Mercedes Cárdenas dedicated a large part of her life to the study of the cultures of Norte Chico, in particular the Huaura area, where in 1977 she made a valuable inventory of archaeological sites. Her pioneering work in difficult-to-explore areas, such as the Illescas Massif and the Chao Valley, also carried out during that time, should also be mentioned. Mercedes Cárdenas never balked at the need to travel through desert territories to record archaeological sites located where other colleagues had not yet arrived.

From 1980 to 1985, she was in charge of scientific and administrative coordination of the Cerro Sechín Archaeological Project, which she co-directed with Lorenzo Samaniego, based on an agreement between the PUCP and the National Institute of Culture (INC), with the sponsorship of the Volkswagen Foundation.
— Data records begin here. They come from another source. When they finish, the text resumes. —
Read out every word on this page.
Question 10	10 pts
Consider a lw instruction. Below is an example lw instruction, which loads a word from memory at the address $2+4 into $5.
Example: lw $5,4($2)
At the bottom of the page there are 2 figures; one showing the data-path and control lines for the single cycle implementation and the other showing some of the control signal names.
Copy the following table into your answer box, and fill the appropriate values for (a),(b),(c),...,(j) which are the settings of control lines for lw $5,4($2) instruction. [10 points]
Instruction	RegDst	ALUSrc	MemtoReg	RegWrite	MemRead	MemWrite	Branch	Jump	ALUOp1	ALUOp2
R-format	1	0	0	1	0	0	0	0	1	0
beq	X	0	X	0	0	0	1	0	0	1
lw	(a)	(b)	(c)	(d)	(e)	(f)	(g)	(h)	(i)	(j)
This project has been recognized as a milestone toward the founding of the archaeology degree program at PUCP, as it was the prelude to the training of a generation of archaeologists from that university and the School of Archaeology at the National University of Trujillo.

In 1982, she co-founded the archaeology specialty at the PUCP's Faculty of Letters and Human Sciences.

Cárdenas was also active in museum management. The Sechín project that she co-directed gave rise to the creation of the Max Uhle Museum in Casma Province, Ancash. For her, it was important that archaeology be involved with the communities in which the research was carried out in order to show the local population that this contributed to the understanding of their past, present, and future.

In 1992, she participated in the symposium "The City in America", organized by the University of Piura, in which she presented her work "Notes on the Pre-Hispanic Settlement Pattern in the Chao Valley". During Cultural Identity Week, organized by the INC, with the presentation "The Illescas Massif in the Cultural Tradition of the Northern Coast of Peru". She also carried out important archaeological research in the Rímac Valley, as a result of which she presented a paper at the 1st Colloquium of the Rímac Valley (Late Intermediate) in 1998.

==Teaching==
Cárdenas began teaching archaeology at the PUCP, where she served as a senior lecturer in the courses of Peruvian Archaeology I, II, III and IV. She taught at this university for 25 years, thus training several generations of archaeologists, including Walter Alva.

...her teaching work was not restricted to the classroom. Mercedes Cárdenas expressed a constant concern for the growth of her students and, in times of few bibliographic resources, she generously offered access to her library (the best in archaeology in Lima, at the time) and, in certain cases, supported obtaining research authorizations, and even the management of logistical resources for them...

==Awards and recognition==
In April 2009, the Riva-Agüero Institute held the posthumous tribute "Colloquium on Peruvian Archaeology: Tribute to Mercedes Cárdenas".

In 2011, the discussions at the colloquium were compiled into the book Peruvian Archaeology: Tribute to Mercedes Cárdenas, in which José De La Puente Brunke, director of the Riva-Agüero Institute, highlights the best of her work:

Mercedes Cárdenas is a notable figure in the history of our Riva-Agüero Institute. A dedicated and hard-working woman, she put all her enthusiasm into the creation of our Archaeology Museum and into the dissemination of the teaching of Peruvian history through the Institute's various publications. The challenge we have today is to maintain and increase the validity of the Riva-Agüero Institute as a research center in Humanities, with the seriousness and commitment that Mercedes Cárdenas always demonstrated.

She was named a "Meritorious Personality of Culture" by the Ministry of Culture on 18 May 2018 in recognition of her important archaeological research, her work in museum management, and her work in the conservation of real estate in the Cultural Heritage of the Nation.